Usted paga el saldo de su tarjeta al final de cada mes, pensando en una ventaja al tener un período de gracia sin intereses, un crédito sin coste alguno. Incluso utiliza su tarjeta de crédito aunque hubiera podido pagar en efectivo, sólo con la esperanza de obtener algún tipo de beneficio. Pero se está llevando a engaño. Incluso aunque pague el saldo de la tarjeta al final de cada mes, su uso acarrea un enorme coste oculto a los usuarios porque ese coste se deduce de lo que recibe el comerciante, que se lo carga a usted en el coste de los productos.

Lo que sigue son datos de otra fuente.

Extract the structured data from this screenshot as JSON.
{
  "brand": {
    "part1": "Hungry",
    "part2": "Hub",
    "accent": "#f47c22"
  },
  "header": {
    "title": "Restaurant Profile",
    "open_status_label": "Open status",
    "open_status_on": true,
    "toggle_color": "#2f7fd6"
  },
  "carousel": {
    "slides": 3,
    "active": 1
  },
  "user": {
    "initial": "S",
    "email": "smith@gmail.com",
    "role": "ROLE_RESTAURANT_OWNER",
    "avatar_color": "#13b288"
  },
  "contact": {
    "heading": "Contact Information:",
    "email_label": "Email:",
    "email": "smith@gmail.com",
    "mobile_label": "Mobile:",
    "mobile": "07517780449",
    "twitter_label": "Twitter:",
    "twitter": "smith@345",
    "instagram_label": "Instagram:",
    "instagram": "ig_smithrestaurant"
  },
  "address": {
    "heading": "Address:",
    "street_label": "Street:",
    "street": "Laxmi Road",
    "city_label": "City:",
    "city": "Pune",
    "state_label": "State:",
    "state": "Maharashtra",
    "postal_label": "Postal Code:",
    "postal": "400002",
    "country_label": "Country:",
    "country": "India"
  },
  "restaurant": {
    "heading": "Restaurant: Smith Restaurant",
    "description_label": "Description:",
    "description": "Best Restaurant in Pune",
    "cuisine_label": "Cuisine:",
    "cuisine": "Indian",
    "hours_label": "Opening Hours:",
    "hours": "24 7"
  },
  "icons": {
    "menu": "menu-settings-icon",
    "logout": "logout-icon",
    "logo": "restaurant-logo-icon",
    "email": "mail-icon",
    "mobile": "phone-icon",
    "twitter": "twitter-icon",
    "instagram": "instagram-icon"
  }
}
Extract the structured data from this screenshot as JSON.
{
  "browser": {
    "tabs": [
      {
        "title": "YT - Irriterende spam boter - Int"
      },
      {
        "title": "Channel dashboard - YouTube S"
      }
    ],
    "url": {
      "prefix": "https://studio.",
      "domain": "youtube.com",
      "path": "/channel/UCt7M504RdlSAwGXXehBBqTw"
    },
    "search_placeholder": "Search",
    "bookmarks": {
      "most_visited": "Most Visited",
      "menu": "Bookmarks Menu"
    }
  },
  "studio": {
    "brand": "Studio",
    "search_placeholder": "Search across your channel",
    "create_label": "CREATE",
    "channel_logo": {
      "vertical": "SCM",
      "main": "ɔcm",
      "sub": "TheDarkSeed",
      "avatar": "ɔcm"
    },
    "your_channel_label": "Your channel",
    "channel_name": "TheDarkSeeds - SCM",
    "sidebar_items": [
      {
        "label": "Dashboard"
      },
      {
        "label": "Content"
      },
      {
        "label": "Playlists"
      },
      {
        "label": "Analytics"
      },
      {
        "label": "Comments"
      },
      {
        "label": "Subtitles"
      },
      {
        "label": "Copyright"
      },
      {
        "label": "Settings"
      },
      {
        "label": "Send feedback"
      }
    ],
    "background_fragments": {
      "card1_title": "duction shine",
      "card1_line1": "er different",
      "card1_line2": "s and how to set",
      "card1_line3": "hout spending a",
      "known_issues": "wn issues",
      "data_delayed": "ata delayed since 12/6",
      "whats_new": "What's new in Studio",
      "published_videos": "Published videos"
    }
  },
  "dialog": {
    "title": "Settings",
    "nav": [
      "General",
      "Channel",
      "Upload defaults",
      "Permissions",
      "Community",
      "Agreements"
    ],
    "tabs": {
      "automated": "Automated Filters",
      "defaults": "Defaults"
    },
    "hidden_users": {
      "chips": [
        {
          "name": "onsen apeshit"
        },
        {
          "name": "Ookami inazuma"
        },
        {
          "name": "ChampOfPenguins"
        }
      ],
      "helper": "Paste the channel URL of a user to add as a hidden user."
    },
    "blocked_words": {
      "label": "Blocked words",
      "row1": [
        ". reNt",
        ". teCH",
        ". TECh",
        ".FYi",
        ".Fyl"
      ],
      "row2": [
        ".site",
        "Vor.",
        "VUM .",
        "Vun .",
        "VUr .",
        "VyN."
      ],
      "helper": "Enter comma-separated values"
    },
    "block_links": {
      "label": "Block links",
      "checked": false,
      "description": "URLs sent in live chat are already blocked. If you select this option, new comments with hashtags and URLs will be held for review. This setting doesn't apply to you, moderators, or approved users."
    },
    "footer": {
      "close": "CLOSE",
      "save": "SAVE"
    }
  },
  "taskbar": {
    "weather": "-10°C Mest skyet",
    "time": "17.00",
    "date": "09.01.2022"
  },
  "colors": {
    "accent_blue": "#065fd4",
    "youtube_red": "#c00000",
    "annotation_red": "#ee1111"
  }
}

Visa y MasterCard cargan alrededor del 2% del valor de todas las transacciones realizadas con sus tarjetas de crédito, American Express aún cobra más. Quizá le parezca que no es mucho, pero considere que para los saldos que se pagan al final de mes ( es decir, la mayoría de ellos), los bancos hacen un préstamo durante un promedio de 25 días (dependiendo del día en que se realizó la compra y el día que se hace efectivo el pago) y cargan un 2% o más en la compra. Un 2% de interés por 25 días da una rentabilidad del 33,5% anual, y quizás esta cantidad sea conservadora.

Las tasas fueron diseñadas en un principio para evitar la usura y unas leyes más justas en el préstamo. Visa y MasterCard son entidades independientes, creadas por los grandes bancos de Wall Street, y las entidades emisoras de tarjetas se embolsan alrededor del 80% de los ingresos. La rentabilidad anual no sólo ha de considerarse usura, sino que es el dinero de otra persona, generalmente del propio usuario. Así es como funciona este negocio…

El último fraude

El economista Hyman Minsky observó que cualquiera puede crear dinero, el truco consiste en que los demás lo acepten. Lo que hacen las compañías de las Tarjetas de Crédito es convertir su promesa de pago en un instrumento negociable que se acepte en el pago de la deuda. Un instrumento negociable es todo aquello que se firmó y que se convierte en dinero o pueda ser utilizado como dinero.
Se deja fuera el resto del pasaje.